A solid collection of essays to be sure--but not one that will appeal to readers outside of die-hard "Firefly" fans. While I am a fan of the show, I found a certain assumption in some of the essays to be grating. They were preaching to the converted and bemoaning the show's and the movie's fate and made no effort to reach out to new viewers. Instead of being inspired to watch once again one of the great shows in television history, these essays made me feel like I was at a funeral as writer after writer returned to the wailing wall. Even the most passionate of "Firefly" fans might find this off putting. This book needed a bit more of a tone indicating the fondness of disappointed love--what I hope I have for the show--instead of more eulogies to entomb the show. Still, the most devout fans of the show will profit from this work and perhaps even enjoy it.
Personally, I thought the essays that explored the characters were the most interesting. They provide interesting insights about the crew of the Serenity. Of those, the essay about Shepherd Book and faith is fascinating and even provides hints about Shepherd's past.

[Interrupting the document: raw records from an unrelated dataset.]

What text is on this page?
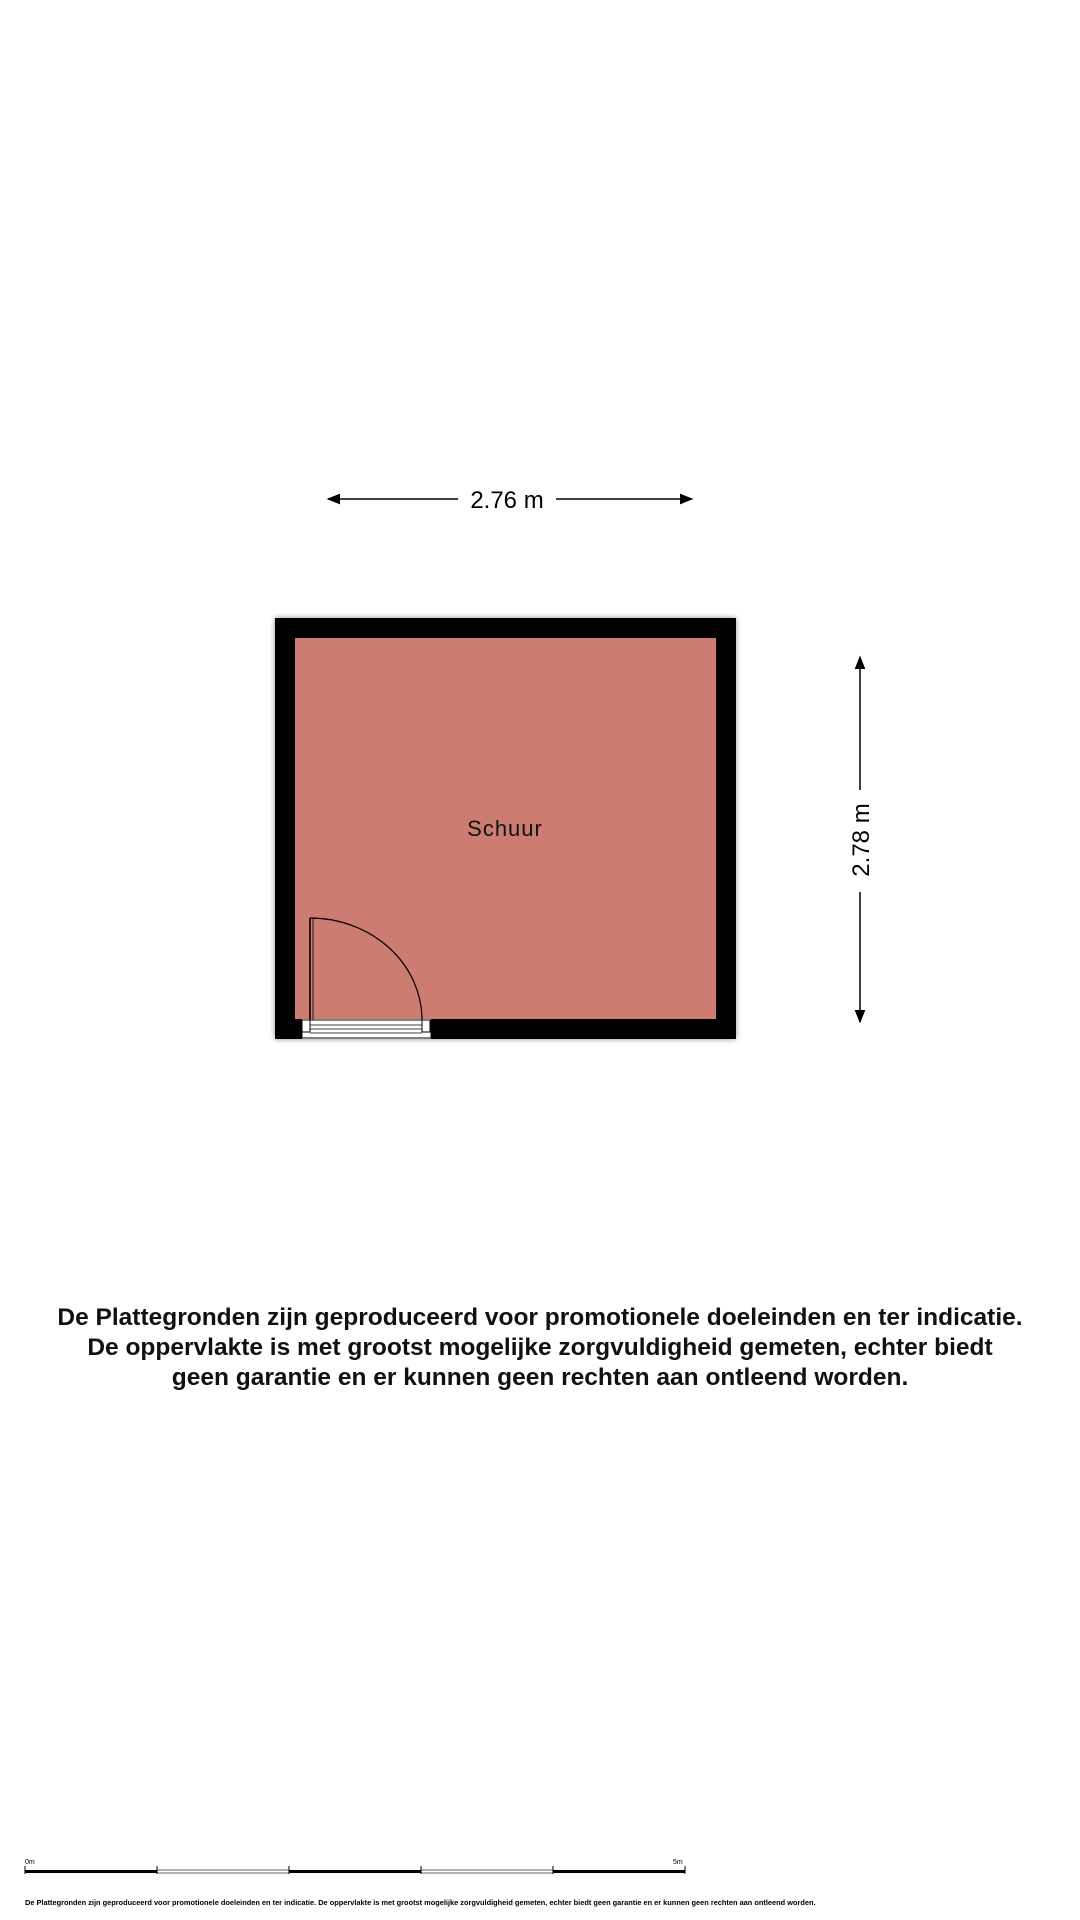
2.76 m
2.78 m
Schuur
0m	5m
De Plattegronden zijn geproduceerd voor promotionele doeleinden en ter indicatie.
De oppervlakte is met grootst mogelijke zorgvuldigheid gemeten, echter biedt
geen garantie en er kunnen geen rechten aan ontleend worden.
De Plattegronden zijn geproduceerd voor promotionele doeleinden en ter indicatie. De oppervlakte is met grootst mogelijke zorgvuldigheid gemeten, echter biedt geen garantie en er kunnen geen rechten aan ontleend worden.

That said, I think the collection would have benefitted from a bit more editorial control. Some of the essays are sloppy. Orson Scott Card's essay is particularly bad, all praise without any sort of analysis or insight. Card trashes all other sci-fi but doesn't really explain why Serenity/Firefly is better. As I tell my students, it's crucial to address strong counterarguments and make a focused point. Some of the other essays seem like they were written hastily without much thought (the Libertarian essay goes to such absurd extremes I laughed out loud).

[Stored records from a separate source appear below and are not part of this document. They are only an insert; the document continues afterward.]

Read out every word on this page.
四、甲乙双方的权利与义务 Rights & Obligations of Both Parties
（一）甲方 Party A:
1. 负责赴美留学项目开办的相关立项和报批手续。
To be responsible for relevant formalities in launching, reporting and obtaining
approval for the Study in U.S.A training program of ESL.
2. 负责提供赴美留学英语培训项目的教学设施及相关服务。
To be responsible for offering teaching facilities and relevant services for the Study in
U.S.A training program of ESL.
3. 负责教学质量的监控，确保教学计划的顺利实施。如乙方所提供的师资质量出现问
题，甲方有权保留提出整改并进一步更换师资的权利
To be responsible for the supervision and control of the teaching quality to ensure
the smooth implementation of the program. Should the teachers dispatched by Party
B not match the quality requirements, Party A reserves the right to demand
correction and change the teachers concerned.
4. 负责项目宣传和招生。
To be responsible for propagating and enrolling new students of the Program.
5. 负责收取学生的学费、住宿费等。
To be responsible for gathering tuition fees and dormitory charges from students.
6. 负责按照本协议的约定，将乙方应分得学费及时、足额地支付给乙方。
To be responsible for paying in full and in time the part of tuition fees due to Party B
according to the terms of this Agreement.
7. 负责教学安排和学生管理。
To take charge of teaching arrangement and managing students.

Overall, this book is definitely worthwhile for Serenity/Firefly fans who want to think more about the series. Especially for the current Kindle price, which is less than a bag of chips at an airport.
This second volume is better for following the movie, for one thing, giving the authors more of the full story to work with, whereas the first book had only the series with its unanswered questions to consider. There are still some weak points, such as the too-personal-to-be-terribly-interesting "Things my spouse and I argue about while watching Firefly" piece; and the script outline of 'Out of Gas' by a guy who thinks the structure should be laid out scene-by-scene to demonstrate how cool it is...that one really lacked a thesis; and the "admittedly I have a huge chip on my shoulder" exhortation to geeks to be proud of their geeky selves, in which it was actually suggested that David Krumholtz could be plausibly seen as other than hot....

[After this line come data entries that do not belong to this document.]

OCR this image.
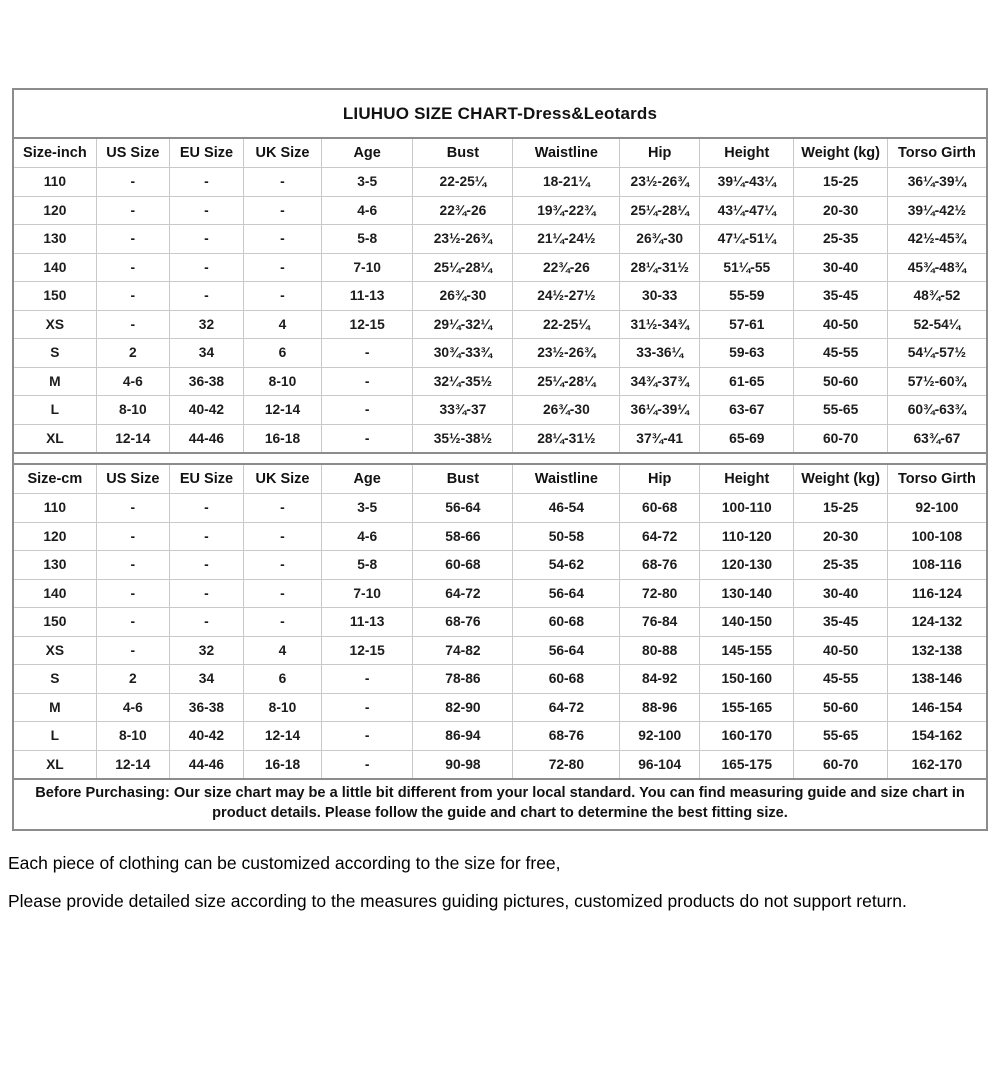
LIUHUO SIZE CHART-Dress&Leotards
Size-inch	US Size	EU Size	UK Size	Age	Bust	Waistline	Hip	Height	Weight (kg)	Torso Girth
110	-	-	-	3-5	22-25¼	18-21¼	23½-26¾	39¼-43¼	15-25	36¼-39¼
120	-	-	-	4-6	22¾-26	19¾-22¾	25¼-28¼	43¼-47¼	20-30	39¼-42½
130	-	-	-	5-8	23½-26¾	21¼-24½	26¾-30	47¼-51¼	25-35	42½-45¾
140	-	-	-	7-10	25¼-28¼	22¾-26	28¼-31½	51¼-55	30-40	45¾-48¾
150	-	-	-	11-13	26¾-30	24½-27½	30-33	55-59	35-45	48¾-52
XS	-	32	4	12-15	29¼-32¼	22-25¼	31½-34¾	57-61	40-50	52-54¼
S	2	34	6	-	30¾-33¾	23½-26¾	33-36¼	59-63	45-55	54¼-57½
M	4-6	36-38	8-10	-	32¼-35½	25¼-28¼	34¾-37¾	61-65	50-60	57½-60¾
L	8-10	40-42	12-14	-	33¾-37	26¾-30	36¼-39¼	63-67	55-65	60¾-63¾
XL	12-14	44-46	16-18	-	35½-38½	28¼-31½	37¾-41	65-69	60-70	63¾-67
Size-cm	US Size	EU Size	UK Size	Age	Bust	Waistline	Hip	Height	Weight (kg)	Torso Girth
110	-	-	-	3-5	56-64	46-54	60-68	100-110	15-25	92-100
120	-	-	-	4-6	58-66	50-58	64-72	110-120	20-30	100-108
130	-	-	-	5-8	60-68	54-62	68-76	120-130	25-35	108-116
140	-	-	-	7-10	64-72	56-64	72-80	130-140	30-40	116-124
150	-	-	-	11-13	68-76	60-68	76-84	140-150	35-45	124-132
XS	-	32	4	12-15	74-82	56-64	80-88	145-155	40-50	132-138
S	2	34	6	-	78-86	60-68	84-92	150-160	45-55	138-146
M	4-6	36-38	8-10	-	82-90	64-72	88-96	155-165	50-60	146-154
L	8-10	40-42	12-14	-	86-94	68-76	92-100	160-170	55-65	154-162
XL	12-14	44-46	16-18	-	90-98	72-80	96-104	165-175	60-70	162-170
Before Purchasing: Our size chart may be a little bit different from your local standard. You can find measuring guide and size chart in product details. Please follow the guide and chart to determine the best fitting size.

Each piece of clothing can be customized according to the size for free,

Please provide detailed size according to the measures guiding pictures, customized products do not support return.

But there were really insightful essays outnumbering the ones that had me rolling my eyes and mouthing, "Blah blah blah," as I read. Jacob's was great, of course (I refer to him by his first name because I am a huge fan of his work and knew him only as Jacob of TWOP long before I learned his surname). There was a really thorough examination of the Libertarian ethics portrayed in Firefly; a thoughtful discussion of the Unification War in terms of its deliberate reflection of the American Civil War and even more carefully depicted differences from it; an in-depth look at many of Joss Whedon's female characters who have been essentially weaponized by meddlesome men; and several other really interesting takes on the Firefly 'verse that aren't for whatever reason leaping to mind right now.
Both books could easily have been trimmed, and one big book might have included only the best of these essays rather than a hit-and-miss double collection. On the other hand, it's great to have new Firefly-related stuff to devour at intervals with the show and film in the past and no likely sequels on the horizon.